The nineteenth book I read in 2018 was The Glass Forest by Cynthia Swanson. I loved her debut novel, The Bookseller, and was excited to read her sophomore try. Unfortunately, I didn't find that lightning struck twice with this particular author.
Like The Bookseller, The Glass Forest is set in the past: the "present day" portion of the novel in 1960, with flashbacks covering the previous twenty years. It is told from the point of view of three women, whose lives are affected by a pair of handsome and charming brothers, Paul and Henry Glass. The book opens with Angie, Paul's young wife, answering a long-distance call from Ruby, Henry's teenaged daughter, delivering the message that Henry is dead and her mother, Henry's wife Silja, is missing.
The book is a definite page-turner -- I started and finished it on the same day -- but I wasn't far into it before I had the suspicion that this was one of those books, like Wuthering Heights, where everything interesting has already happened before the narrative began but everyone's life is going to end up ruined in a delayed reaction anyway.

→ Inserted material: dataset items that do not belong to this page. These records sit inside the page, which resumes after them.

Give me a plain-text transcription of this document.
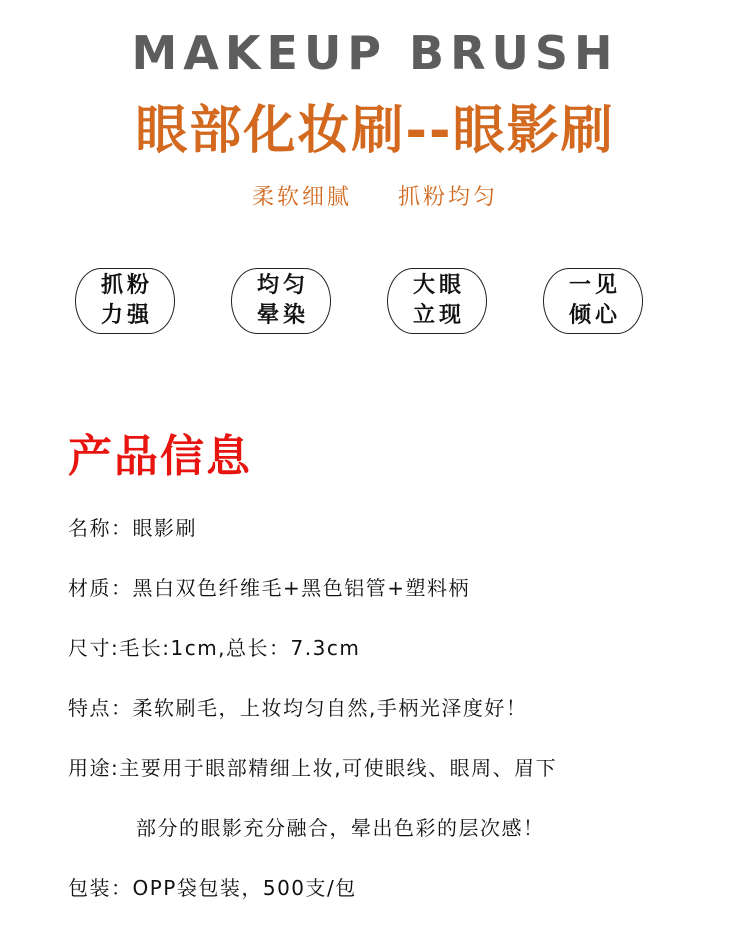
MAKEUP BRUSH
眼部化妆刷--眼影刷
柔软细腻 抓粉均匀
抓粉
力强
均匀
晕染
大眼
立现
一见
倾心
产品信息
名称：眼影刷
材质：黑白双色纤维毛+黑色铝管+塑料柄
尺寸:毛长:1cm,总长：7.3cm
特点：柔软刷毛，上妆均匀自然,手柄光泽度好！
用途:主要用于眼部精细上妆,可使眼线、眼周、眉下
部分的眼影充分融合，晕出色彩的层次感！
包装：OPP袋包装，500支/包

Apart from Angie and Silja, the characters are rather flat and two-dimensional. Ruby is something of an enigma to the very end, undoubtedly a conscious choice by the author to build tension, but the pay-off falls flat to me. The Glass brothers, too are opaque: Henry goes off to war and comes back utterly changed: why exactly? Never explained. Paul has an affair with a woman demonstrated by every other part of the story to be not at all his type: why? Likewise no explanation of his behavior. The bad guys are of the black-hatted, moustache-twirling variety. Why do they do the awful things they do? Apparently just because they're bad guys. I kept expecting some sort of revelation in backstory or explanation of their motives that would elucidate their character, but they stubbornly remained cardboard cut-outs with no apparent goal other than sociopathy.